Whistleblower Advocates Speak at Inspectors General Annual Training
This article features Government Accountability Project Staff Attorney and Director of the International Program, Samantha Feinstein, and was originally published here
Joined by other prominent voices in public and private sector whistleblowing, whistleblower attorney Stephen M. Kohn appeared at this year’s Association of Inspectors General Annual Training Conference in Washington, D.C.
Kohn, the Chairman of the Board of the National Whistleblower Center (NWC) sat alongside Samantha Feinstein, Staff Attorney and the Director of the International Program at Government Accountability Project (GAP), Stephen Croley, the Bureau of Naval Personnel’s Inspector General, and Kenneth Sharpless, Whistleblower Protection Coordinator at the Department of Defense (DoD) Office of the Inspector General.
The audience was comprised of over 200 people in inspector general roles and related fields across local, state, and federal offices, as well as private companies.
The panel was moderated by Sheryl Goodman, president of Procurement Integrity Consulting Services, LLC, which offers consulting services in areas of procurement, whistleblower protection and complaint intake systems.
Kohn, who is also a founding partner at Kohn, Kohn & Colapinto LLP, described the success of whistleblower-led cases under the False Claims Act (FCA). The U.S. Department of Justice annually publishes its “Fraud Statistics,” which reported that since 1986, over $48 billion has been collected in qui tam cases.
Cases initiated purely by government investigation only saw collections amounting to $21.9 billion in the same amount of time.
“Two to one,” Kohn said in reference to the difference between the amount of collections. “Two to one. That is 48 billion reasons why whistleblowers have credibility and need to be responded to.
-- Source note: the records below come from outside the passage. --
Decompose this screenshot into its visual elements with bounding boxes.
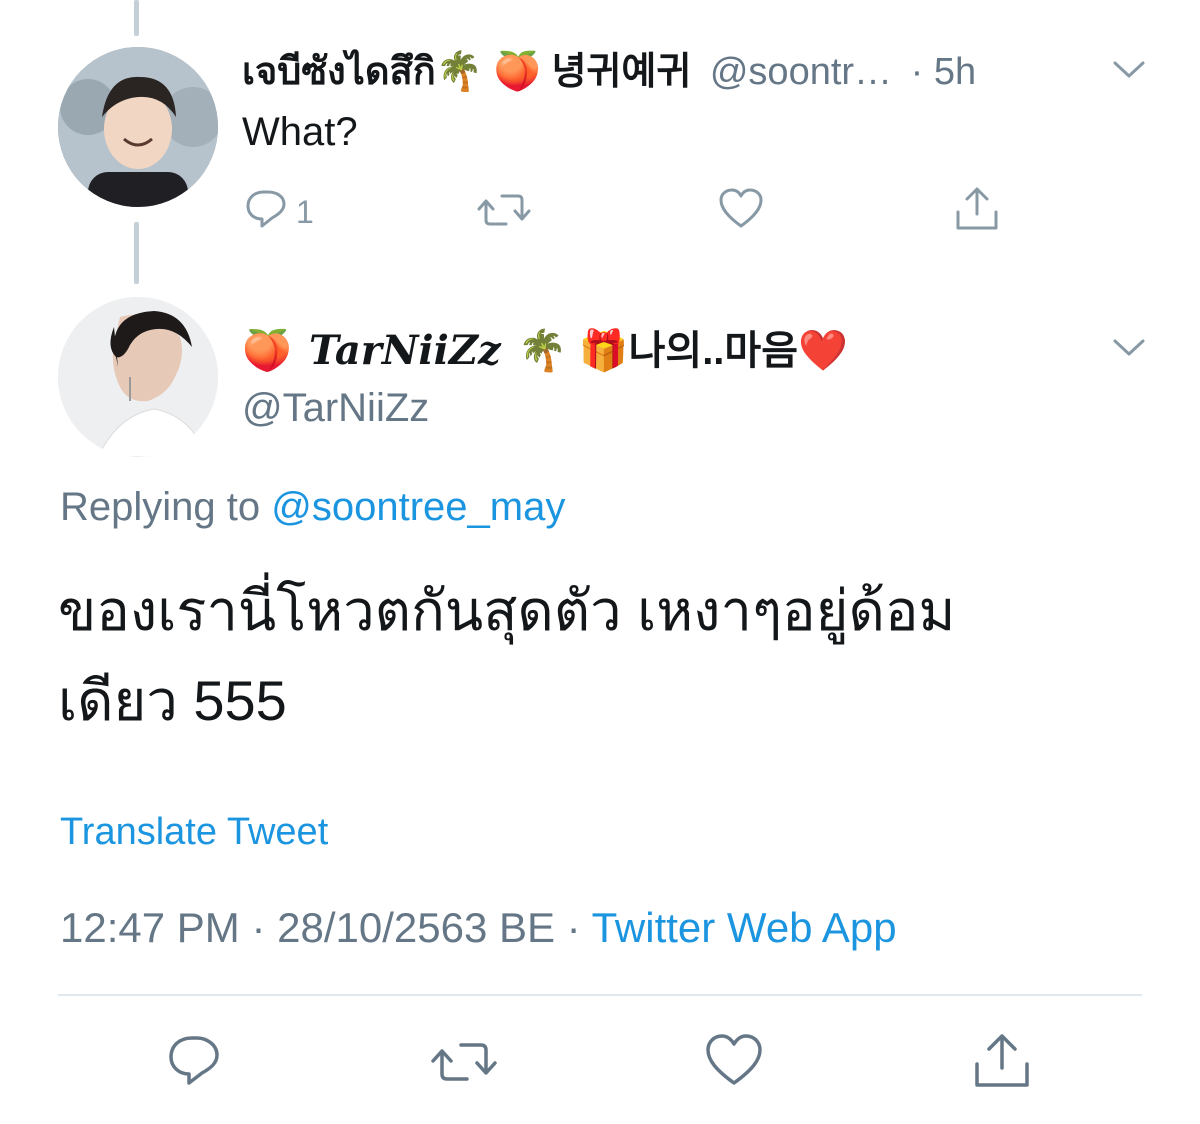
like-icon[interactable]	[704, 1032, 764, 1088]
tweet-text-line-1: ของเรานี่โหวตกันสุดตัว เหงาๆอยู่ด้อม	[58, 579, 956, 642]
display-name[interactable]: เจบีซังไดสึกิ🌴 🍑 녕귀예귀	[242, 51, 691, 93]
handle[interactable]: @soontr…	[710, 51, 892, 93]
tweet-text: ของเรานี่โหวตกันสุดตัว เหงาๆอยู่ด้อม เดี…	[58, 566, 955, 746]
timestamp-line: 12:47 PM · 28/10/2563 BE · Twitter Web A…	[60, 902, 897, 954]
avatar[interactable]	[58, 297, 218, 457]
chevron-down-icon[interactable]	[1112, 338, 1146, 363]
replying-to-line: Replying to @soontree_may	[60, 481, 565, 533]
display-name-emoji-peach: 🍑	[242, 329, 292, 373]
handle[interactable]: @TarNiiZz	[242, 382, 429, 434]
avatar-image	[58, 47, 218, 207]
translate-tweet-link[interactable]: Translate Tweet	[60, 808, 328, 856]
display-name[interactable]: 🍑 TarNiiZz 🌴 🎁나의..마음❤️	[242, 316, 848, 386]
parent-header: เจบีซังไดสึกิ🌴 🍑 녕귀예귀 @soontr… · 5h	[242, 44, 1112, 100]
thread-line-top	[134, 0, 139, 36]
reply-count: 1	[296, 194, 314, 230]
chevron-down-icon[interactable]	[1112, 60, 1146, 85]
reply-icon[interactable]	[244, 186, 288, 230]
retweet-icon[interactable]	[476, 188, 532, 232]
like-icon[interactable]	[717, 186, 765, 230]
display-name-heart: ❤️	[798, 329, 848, 373]
share-icon[interactable]	[972, 1030, 1032, 1090]
share-icon[interactable]	[954, 184, 1000, 234]
tweet-text: What?	[242, 110, 358, 154]
avatar[interactable]	[58, 47, 218, 207]
display-name-text: TarNiiZz	[308, 327, 501, 374]
thread-line-bottom	[134, 222, 139, 284]
divider	[58, 994, 1142, 996]
avatar-image	[58, 297, 218, 457]
replying-prefix: Replying to	[60, 485, 261, 529]
tweet-text-line-2: เดียว 555	[58, 669, 287, 732]
display-name-suffix: 나의..마음	[628, 329, 799, 373]
timestamp[interactable]: 12:47 PM · 28/10/2563 BE ·	[60, 904, 581, 951]
retweet-icon[interactable]	[430, 1036, 498, 1088]
reply-icon[interactable]	[166, 1032, 222, 1088]
source-link[interactable]: Twitter Web App	[592, 904, 897, 951]
replying-to-link[interactable]: @soontree_may	[271, 485, 565, 529]
display-name-emoji-palm-gift: 🌴 🎁	[517, 329, 629, 373]
time[interactable]: · 5h	[911, 51, 976, 93]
You have a working program objectively superior to any other civil fraud program out there.”
Since 1986, over 14,595 qui tam referrals, investigations, and actions have taken place through the FCA, exposing crime worldwide.
“The False Claims Act and all of today’s laws are not necessarily about whistleblowing, but are a means to an end,” Kohn said. “They’re a mechanism to uncover white-collar crime and well-hidden frauds. The primary beneficiary of the laws is the deterrent effect of the enforcement actions on future crimes.”
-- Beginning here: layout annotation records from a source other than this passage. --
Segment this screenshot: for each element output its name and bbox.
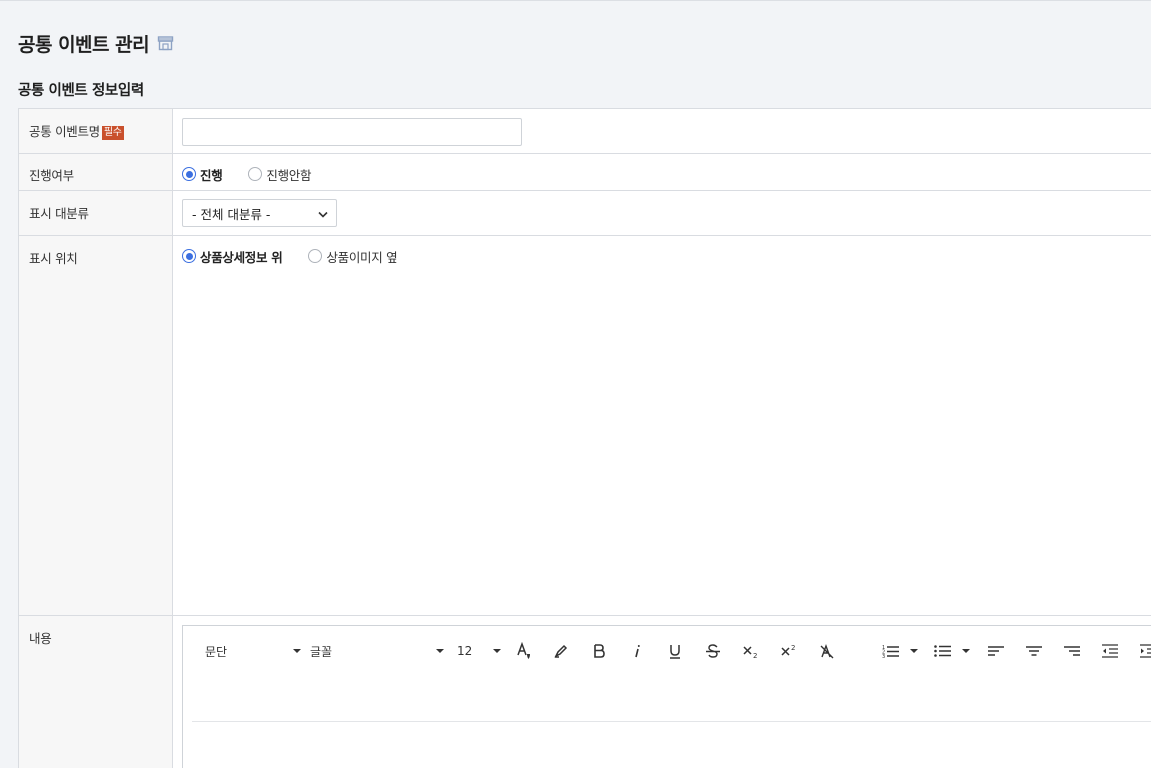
category-select[interactable]: - 전체 대분류 - bbox=[182, 199, 337, 227]
radio-position-above-detail[interactable]: 상품상세정보 위 bbox=[182, 247, 283, 266]
top-divider bbox=[0, 0, 1151, 1]
indent-icon[interactable] bbox=[1137, 640, 1151, 662]
page-header: 공통 이벤트 관리 bbox=[18, 30, 174, 56]
row-content: 내용 문단 글꼴 12 2 2 1 2 3 bbox=[18, 616, 1151, 768]
bulleted-list-icon[interactable] bbox=[934, 640, 970, 662]
category-label: 표시 대분류 bbox=[29, 206, 89, 221]
radio-position-beside-image[interactable]: 상품이미지 옆 bbox=[308, 247, 398, 266]
superscript-icon[interactable]: 2 bbox=[778, 640, 800, 662]
align-right-icon[interactable] bbox=[1061, 640, 1083, 662]
highlight-icon[interactable] bbox=[550, 640, 572, 662]
radio-progress-off[interactable]: 진행안함 bbox=[248, 165, 312, 184]
editor-content-area[interactable] bbox=[183, 722, 1151, 768]
caret-down-icon bbox=[962, 649, 970, 653]
content-label: 내용 bbox=[29, 631, 52, 646]
font-size-label: 12 bbox=[457, 644, 473, 658]
clear-format-icon[interactable] bbox=[816, 640, 838, 662]
position-radio-group: 상품상세정보 위 상품이미지 옆 bbox=[182, 247, 1149, 265]
radio-dot[interactable] bbox=[182, 167, 196, 181]
radio-dot[interactable] bbox=[308, 249, 323, 263]
italic-icon[interactable] bbox=[626, 640, 648, 662]
caret-down-icon bbox=[436, 649, 444, 653]
font-dropdown[interactable]: 글꼴 bbox=[310, 642, 444, 660]
radio-dot[interactable] bbox=[248, 167, 263, 181]
row-progress: 진행여부 진행 진행안함 bbox=[18, 154, 1151, 191]
label-cell: 표시 대분류 bbox=[18, 191, 173, 235]
value-cell: 상품상세정보 위 상품이미지 옆 bbox=[173, 236, 1151, 615]
underline-icon[interactable] bbox=[664, 640, 686, 662]
paragraph-dropdown[interactable]: 문단 bbox=[205, 642, 301, 660]
numbered-list-icon[interactable]: 123 bbox=[882, 640, 918, 662]
progress-radio-group: 진행 진행안함 bbox=[182, 165, 1149, 183]
radio-progress-on[interactable]: 진행 bbox=[182, 165, 223, 184]
svg-text:2: 2 bbox=[753, 652, 757, 659]
font-label: 글꼴 bbox=[310, 644, 333, 659]
row-event-name: 공통 이벤트명 필수 bbox=[18, 109, 1151, 154]
subscript-icon[interactable]: 2 bbox=[740, 640, 762, 662]
outdent-icon[interactable] bbox=[1099, 640, 1121, 662]
category-select-value: - 전체 대분류 - bbox=[192, 206, 271, 222]
svg-text:3: 3 bbox=[882, 654, 885, 658]
bold-icon[interactable] bbox=[588, 640, 610, 662]
value-cell: 문단 글꼴 12 2 2 1 2 3 bbox=[173, 616, 1151, 768]
chevron-down-icon bbox=[318, 206, 328, 221]
event-name-label: 공통 이벤트명 bbox=[29, 124, 100, 139]
label-cell: 내용 bbox=[18, 616, 173, 768]
rich-text-editor: 문단 글꼴 12 2 2 1 2 3 bbox=[182, 625, 1151, 768]
strikethrough-icon[interactable] bbox=[702, 640, 724, 662]
event-form: 공통 이벤트명 필수 진행여부 진행 진행안함 표시 대분류 - 전체 대분류 - bbox=[18, 108, 1151, 768]
caret-down-icon bbox=[293, 649, 301, 653]
align-center-icon[interactable] bbox=[1023, 640, 1045, 662]
align-left-icon[interactable] bbox=[985, 640, 1007, 662]
progress-label: 진행여부 bbox=[29, 168, 74, 183]
position-label: 표시 위치 bbox=[29, 251, 78, 266]
caret-down-icon bbox=[493, 649, 501, 653]
label-cell: 진행여부 bbox=[18, 154, 173, 190]
row-position: 표시 위치 상품상세정보 위 상품이미지 옆 bbox=[18, 236, 1151, 616]
editor-toolbar: 문단 글꼴 12 2 2 1 2 3 bbox=[192, 626, 1151, 722]
section-title: 공통 이벤트 정보입력 bbox=[18, 83, 144, 99]
radio-dot[interactable] bbox=[182, 249, 196, 263]
value-cell bbox=[173, 109, 1151, 153]
value-cell: 진행 진행안함 bbox=[173, 154, 1151, 190]
paragraph-label: 문단 bbox=[205, 644, 228, 659]
caret-down-icon bbox=[910, 649, 918, 653]
page-title: 공통 이벤트 관리 bbox=[18, 33, 150, 56]
required-badge: 필수 bbox=[101, 126, 124, 140]
font-size-dropdown[interactable]: 12 bbox=[457, 642, 501, 660]
label-cell: 표시 위치 bbox=[18, 236, 173, 615]
store-icon[interactable] bbox=[157, 35, 174, 51]
row-category: 표시 대분류 - 전체 대분류 - bbox=[18, 191, 1151, 236]
event-name-input[interactable] bbox=[182, 118, 522, 146]
svg-text:2: 2 bbox=[791, 644, 795, 652]
label-cell: 공통 이벤트명 필수 bbox=[18, 109, 173, 153]
font-color-icon[interactable] bbox=[512, 640, 534, 662]
value-cell: - 전체 대분류 - bbox=[173, 191, 1151, 235]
Feinstein, who has been a whistleblower lawyer with GAP since 2017, walked attendees through some best practices for Inspectors Generals working with whistleblowers. These included the honoring of commitments to the whistleblowers, the importance of a safe environment complete with active listening and empathy, constant quality control of the record, and honesty when describing the possible boundaries of protection a whistleblower may have.
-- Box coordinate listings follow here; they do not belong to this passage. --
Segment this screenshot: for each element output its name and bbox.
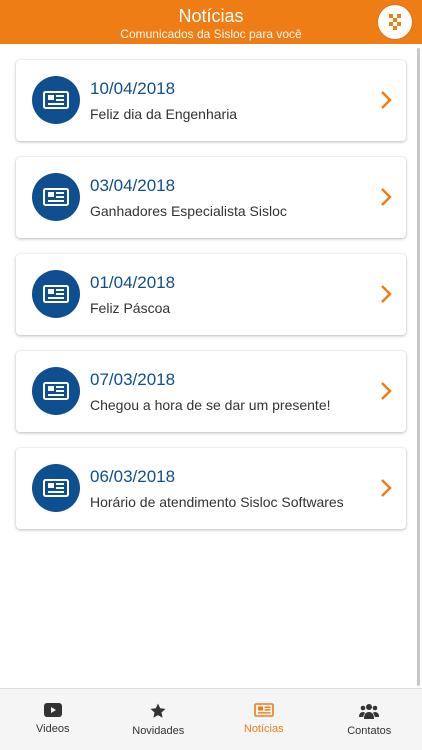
video-play-icon — [43, 703, 62, 717]
page-subtitle: Comunicados da Sisloc para você — [120, 27, 302, 41]
tab-noticias[interactable]: Notícias — [211, 689, 317, 750]
tab-bar: Videos Novidades Notícias Contatos — [0, 688, 422, 750]
news-headline: Horário de atendimento Sisloc Softwares — [90, 494, 344, 510]
news-date: 03/04/2018 — [90, 176, 176, 195]
news-card[interactable]: 03/04/2018 Ganhadores Especialista Sislo… — [16, 157, 406, 238]
news-date: 01/04/2018 — [90, 273, 176, 292]
news-headline: Chegou a hora de se dar um presente! — [90, 397, 331, 413]
chevron-right-icon — [381, 188, 392, 206]
tab-contatos[interactable]: Contatos — [317, 689, 422, 750]
newspaper-icon — [253, 703, 274, 717]
menu-button[interactable] — [378, 5, 412, 39]
newspaper-icon — [32, 367, 80, 415]
news-date: 10/04/2018 — [90, 79, 176, 98]
chevron-right-icon — [381, 285, 392, 303]
news-date: 06/03/2018 — [90, 467, 176, 486]
people-icon — [359, 704, 380, 719]
scrollbar[interactable] — [417, 48, 420, 686]
news-list: 10/04/2018 Feliz dia da Engenharia 03/04… — [16, 60, 406, 545]
newspaper-icon — [32, 76, 80, 124]
news-headline: Feliz Páscoa — [90, 300, 171, 316]
page-title: Notícias — [178, 6, 244, 26]
tab-label: Videos — [36, 723, 70, 735]
chevron-right-icon — [381, 479, 392, 497]
tab-label: Novidades — [132, 725, 185, 737]
newspaper-icon — [32, 270, 80, 318]
qr-grid-icon — [389, 14, 401, 30]
news-headline: Feliz dia da Engenharia — [90, 106, 238, 122]
tab-label: Notícias — [243, 723, 284, 735]
newspaper-icon — [32, 464, 80, 512]
newspaper-icon — [32, 173, 80, 221]
star-icon — [150, 703, 166, 718]
news-card[interactable]: 07/03/2018 Chegou a hora de se dar um pr… — [16, 351, 406, 432]
news-headline: Ganhadores Especialista Sisloc — [90, 203, 287, 219]
news-card[interactable]: 01/04/2018 Feliz Páscoa — [16, 254, 406, 335]
news-card[interactable]: 10/04/2018 Feliz dia da Engenharia — [16, 60, 406, 141]
tab-videos[interactable]: Videos — [0, 689, 106, 750]
chevron-right-icon — [381, 91, 392, 109]
app-header: Notícias Comunicados da Sisloc para você — [0, 0, 422, 44]
chevron-right-icon — [381, 382, 392, 400]
tab-novidades[interactable]: Novidades — [106, 689, 212, 750]
news-card[interactable]: 06/03/2018 Horário de atendimento Sisloc… — [16, 448, 406, 529]
news-date: 07/03/2018 — [90, 370, 176, 389]
tab-label: Contatos — [347, 725, 392, 737]
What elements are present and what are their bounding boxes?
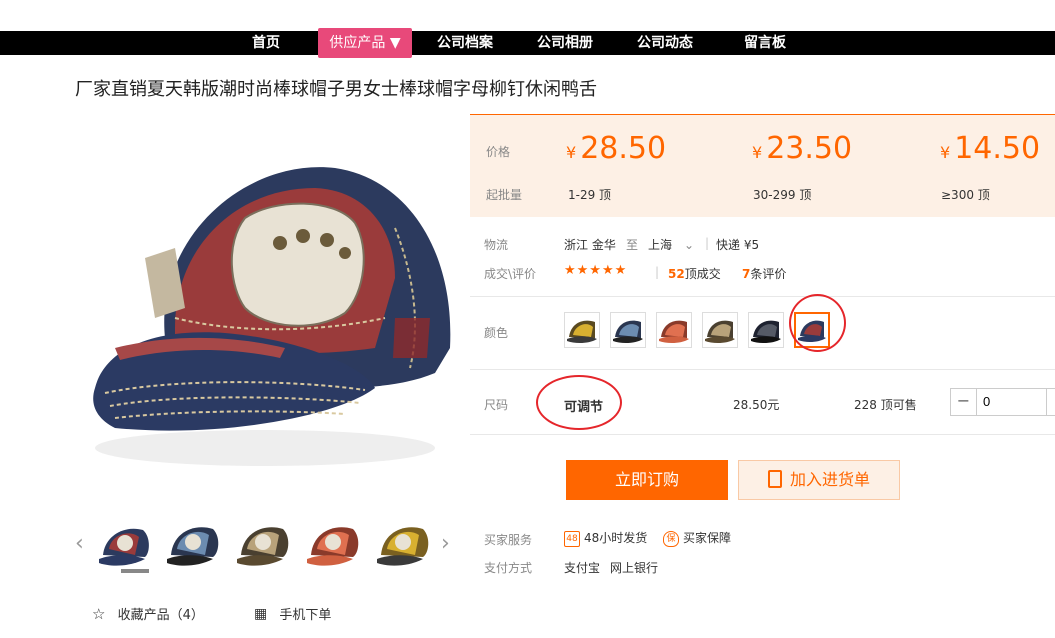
- size-label: 尺码: [484, 398, 509, 412]
- logistics-label: 物流: [484, 238, 509, 252]
- currency-symbol: ¥: [940, 143, 951, 162]
- color-swatch-red[interactable]: [656, 312, 692, 348]
- add-to-cart-label: 加入进货单: [789, 470, 870, 489]
- price-tier-3: ¥14.50: [940, 131, 1040, 166]
- deals-link[interactable]: 52顶成交: [668, 265, 721, 282]
- price-box: 价格 起批量 ¥28.50 ¥23.50 ¥14.50 1-29 顶 30-29…: [470, 114, 1055, 217]
- main-product-image[interactable]: [75, 118, 455, 486]
- moq-label: 起批量: [486, 188, 523, 202]
- service-label: 买家服务: [484, 533, 533, 547]
- thumbnail[interactable]: [95, 515, 153, 573]
- top-nav: 首页 供应产品 ▼ 公司档案 公司相册 公司动态 留言板: [0, 28, 1055, 58]
- thumb-next-arrow-icon[interactable]: ›: [441, 531, 450, 556]
- mobile-order-link[interactable]: 手机下单: [279, 604, 331, 623]
- divider: |: [705, 236, 710, 250]
- nav-message-board[interactable]: 留言板: [735, 31, 795, 55]
- divider-line: [470, 369, 1055, 370]
- nav-company-album[interactable]: 公司相册: [530, 31, 600, 55]
- ship-from: 浙江 金华: [564, 238, 616, 252]
- rating-stars: ★★★★★: [564, 263, 628, 278]
- thumbnail[interactable]: [233, 515, 291, 573]
- service-48h-label: 48小时发货: [584, 531, 648, 545]
- add-to-cart-button[interactable]: 加入进货单: [738, 460, 900, 500]
- clipboard-icon: [767, 469, 782, 488]
- price-value: 14.50: [954, 131, 1041, 166]
- price-tier-2: ¥23.50: [752, 131, 852, 166]
- ship-to-select[interactable]: 上海 ⌄: [648, 236, 694, 253]
- quantity-stepper: −: [950, 388, 1055, 416]
- quantity-input[interactable]: [983, 394, 1043, 409]
- price-value: 28.50: [580, 131, 667, 166]
- ship-to-value: 上海: [648, 238, 673, 252]
- color-swatch-yellow[interactable]: [564, 312, 600, 348]
- deals-count: 52: [668, 267, 685, 281]
- thumb-prev-arrow-icon[interactable]: ‹: [75, 531, 84, 556]
- divider-line: [470, 296, 1055, 297]
- price-label: 价格: [486, 145, 511, 159]
- thumbnail[interactable]: [163, 515, 221, 573]
- qr-code-icon[interactable]: ▦: [254, 606, 267, 622]
- ship-to-word: 至: [626, 238, 639, 252]
- size-stock: 228 顶可售: [854, 398, 917, 412]
- color-swatch-khaki[interactable]: [702, 312, 738, 348]
- moq-tier-1: 1-29 顶: [568, 188, 612, 202]
- product-title: 厂家直销夏天韩版潮时尚棒球帽子男女士棒球帽字母柳钉休闲鸭舌: [75, 79, 597, 100]
- payment-alipay: 支付宝: [564, 561, 601, 575]
- service-guarantee-label: 买家保障: [683, 531, 732, 545]
- thumbnail-strip: ‹ ›: [75, 515, 460, 575]
- thumbnail[interactable]: [303, 515, 361, 573]
- divider: |: [655, 265, 660, 279]
- review-text: 条评价: [750, 267, 787, 281]
- annotation-circle: [536, 375, 622, 430]
- shipping-48h-icon: 48: [564, 530, 580, 547]
- reviews-label: 成交\评价: [484, 267, 537, 281]
- currency-symbol: ¥: [752, 143, 763, 162]
- payment-online-bank: 网上银行: [610, 561, 659, 575]
- price-value: 23.50: [766, 131, 853, 166]
- quantity-plus-button[interactable]: [1046, 389, 1047, 415]
- express-fee: 快递 ¥5: [716, 238, 760, 252]
- nav-company-profile[interactable]: 公司档案: [430, 31, 500, 55]
- color-swatch-blue[interactable]: [610, 312, 646, 348]
- nav-products[interactable]: 供应产品 ▼: [318, 28, 412, 58]
- star-outline-icon[interactable]: ☆: [92, 605, 105, 623]
- service-48h[interactable]: 48 48小时发货: [564, 529, 647, 547]
- nav-home[interactable]: 首页: [240, 31, 292, 55]
- moq-tier-3: ≥300 顶: [941, 188, 990, 202]
- service-guarantee[interactable]: 保买家保障: [663, 529, 731, 547]
- favorite-row: ☆ 收藏产品（4） ▦ 手机下单: [92, 604, 331, 624]
- currency-symbol: ¥: [566, 143, 577, 162]
- size-price: 28.50元: [733, 398, 780, 412]
- favorite-link[interactable]: 收藏产品（4）: [118, 604, 204, 623]
- reviews-link[interactable]: 7条评价: [742, 265, 786, 282]
- nav-company-news[interactable]: 公司动态: [630, 31, 700, 55]
- deals-text: 顶成交: [684, 267, 721, 281]
- shield-icon: 保: [663, 530, 679, 547]
- divider-line: [470, 434, 1055, 435]
- buy-now-button[interactable]: 立即订购: [566, 460, 728, 500]
- payment-label: 支付方式: [484, 561, 533, 575]
- moq-tier-2: 30-299 顶: [753, 188, 812, 202]
- quantity-minus-button[interactable]: −: [951, 389, 977, 415]
- chevron-down-icon: ⌄: [684, 238, 695, 252]
- color-swatch-black[interactable]: [748, 312, 784, 348]
- color-label: 颜色: [484, 326, 509, 340]
- annotation-circle: [789, 294, 846, 352]
- price-tier-1: ¥28.50: [566, 131, 666, 166]
- thumbnail[interactable]: [373, 515, 431, 573]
During the Q&A section of the event, an audience member asked the panelists how to best advise a potential whistleblower who begins to waver on whether they want to pursue a case due to fear of backlash or retaliation.
“The Dodd-Frank Act requires anonymity and confidentiality throughout the process,” Kohn explained. “It also requires federal agents to not disclose any information that could possibly lead to the identification of a whistleblower.”
Keeping a source secretive can absolve some of the fears they may have heading into the process.
“The key is to avoid an employment case, and instead keep the source employed to continue to gather evidence, as seen in Commodities [Futures Trading Commission], Securities [and Exchange Commission], and Internal Revenue Service cases,” Kohn said.
Feinstein described whistleblowers as “brave” people who know the potential consequences yet choose to go forward anyways. She advised those in the inspector general role to do whatever they can for the source’s protection, be honest about any limitations, and build their trust.
Croley also shared some do’s and don’ts from his own experience working with naval personnel. This included a fierce commitment to stopping retaliation, a protection of communication between personnel, an ability to weigh evidence fairly and wholly, and the attention to detail that these whistleblower complaints require.
Croley cited a time in which fifteen complaints arose in one department. Of the 15, only one was sound, though it was still taken seriously and thoroughly investigated.
With his department honing in on establishment, engagement, and accountability, Sharpless of the DoD shared one of the educational videos distributed to the public and to the 3 million plus employees in his department. This video emphasized the ability of all DoD personnel, from service members to civilians to contractors, to report any waste, fraud, or abuse they may see.
“My goal is to listen,” Sharpless said.